I keep ticking things off.

“You’ve got a pencil you use for secret purposes I think relate to me. You dry clean on alternate Fridays. The projector in the boardroom strains your eyes and gives you headaches. You’re good at using silence to scare the shit out of people. It’s your go-to strategy in meetings. You sit there and stare with your laser-eyes until your opponent crumbles.”

He remains silent.

“Oh, and you’re secretly a decent human being.”

“You definitely know more about me than anyone else.” I can feel a tension in him. When I look at his face, he looks shaken. My stalking has scared the ever-loving shit out of him. Unfortunately, the next thing I say sounds deranged.

“I want to know what’s going on in your brain. I want to juice your head like a lemon.”

“Why do you even want to know anything about me? I thought I was going to be your one glorious bout of hate sex to cross off your list before you settle down with some Mr. Nice Guy.”
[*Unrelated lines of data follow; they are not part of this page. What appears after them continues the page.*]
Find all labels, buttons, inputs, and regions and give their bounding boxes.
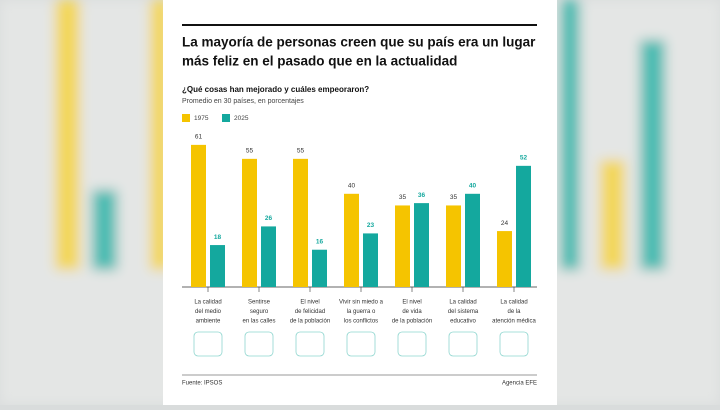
- value-label: 18: [214, 234, 222, 241]
- x-tick-label: El nivel: [402, 300, 421, 306]
- x-tick-label: del medio: [195, 309, 222, 315]
- bar: [363, 233, 378, 287]
- bar: [516, 165, 531, 287]
- legend-label: 1975: [194, 115, 209, 122]
- bar: [395, 205, 410, 287]
- category-icon: [295, 331, 325, 357]
- subtitle: ¿Qué cosas han mejorado y cuáles empeora…: [182, 85, 369, 94]
- credit: Agencia EFE: [502, 381, 537, 387]
- value-label: 55: [246, 148, 254, 155]
- value-label: 52: [520, 155, 528, 162]
- category-icon: [499, 331, 529, 357]
- category-icon: [346, 331, 376, 357]
- legend-label: 2025: [234, 115, 249, 122]
- value-label: 23: [367, 222, 375, 229]
- bar: [497, 231, 512, 287]
- value-label: 35: [399, 194, 407, 201]
- value-label: 35: [450, 194, 458, 201]
- x-tick-label: El nivel: [300, 300, 319, 306]
- x-tick-label: ambiente: [196, 319, 221, 325]
- value-label: 40: [469, 183, 477, 190]
- x-tick-label: La calidad: [449, 300, 476, 306]
- bar: [446, 205, 461, 287]
- category-icon: [448, 331, 478, 357]
- x-tick-label: La calidad: [194, 300, 221, 306]
- x-tick-label: seguro: [250, 309, 269, 315]
- x-tick-label: la guerra o: [347, 309, 376, 315]
- bar: [261, 226, 276, 287]
- x-tick-label: educativo: [450, 319, 476, 325]
- value-label: 16: [316, 238, 324, 245]
- legend-swatch: [222, 114, 230, 122]
- x-tick-label: los conflictos: [344, 319, 378, 325]
- x-tick-label: Sentirse: [248, 300, 271, 306]
- value-label: 61: [195, 134, 203, 141]
- title: más feliz en el pasado que en la actuali…: [182, 54, 457, 69]
- x-tick-label: La calidad: [500, 300, 527, 306]
- legend-swatch: [182, 114, 190, 122]
- bar: [293, 158, 308, 287]
- x-tick-label: Vivir sin miedo a: [339, 300, 384, 306]
- source: Fuente: IPSOS: [182, 381, 222, 387]
- value-label: 36: [418, 192, 426, 199]
- category-icon: [244, 331, 274, 357]
- bar: [344, 193, 359, 287]
- note: Promedio en 30 países, en porcentajes: [182, 98, 304, 105]
- bar: [414, 203, 429, 287]
- value-label: 26: [265, 215, 273, 222]
- card: [163, 0, 557, 405]
- x-tick-label: de la población: [392, 319, 432, 325]
- bar: [191, 144, 206, 287]
- value-label: 40: [348, 183, 356, 190]
- x-tick-label: de la: [507, 309, 521, 315]
- x-tick-label: de felicidad: [295, 309, 325, 315]
- bar: [465, 193, 480, 287]
- bar: [242, 158, 257, 287]
- x-tick-label: en las calles: [242, 319, 275, 325]
- category-icon: [397, 331, 427, 357]
- bar: [210, 245, 225, 287]
- title: La mayoría de personas creen que su país…: [182, 35, 536, 50]
- value-label: 24: [501, 220, 509, 227]
- x-tick-label: del sistema: [448, 309, 479, 315]
- category-icon: [193, 331, 223, 357]
- bar: [312, 249, 327, 287]
- x-tick-label: atención médica: [492, 319, 536, 325]
- x-tick-label: de vida: [402, 309, 422, 315]
- x-tick-label: de la población: [290, 319, 330, 325]
- value-label: 55: [297, 148, 305, 155]
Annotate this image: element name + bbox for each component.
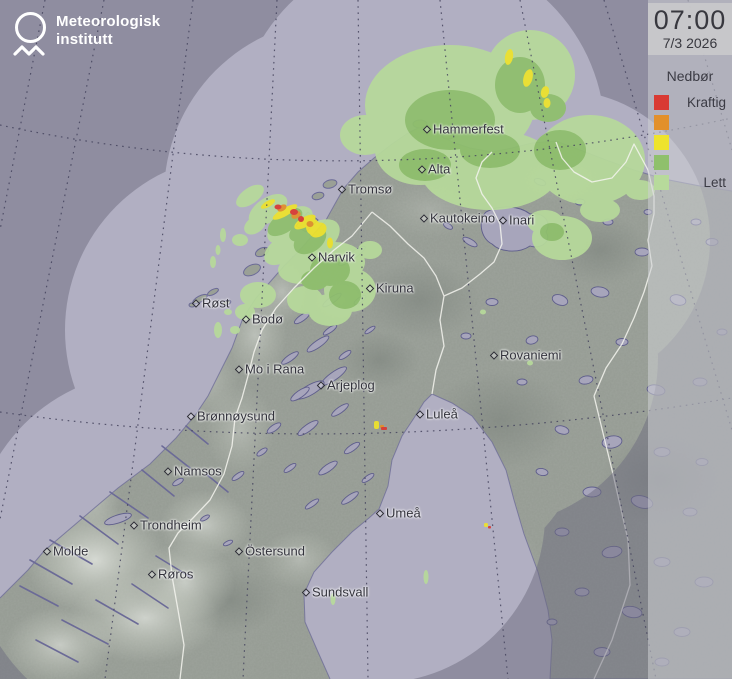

“I want to know what sort of person I’ll be using and objectifying. What’s your favorite food?”

“Vanilla ice cream. Eaten from your bowl, with your spoon. And strawberries.”

“Dream vacation destination.”

“Sky Diamond Strawberries.”

When I level a frustrated look at him, he relents, and points at the frame on his wall.

“That exact Tuscan villa.”

“I want to climb inside that painting. What would you do there?”

“Swim in a pool with a tile mosaic on the bottom.” He smiles at how much that image delights me.

“Does the pool have a fountain somewhere? Like a little lion spitting water?”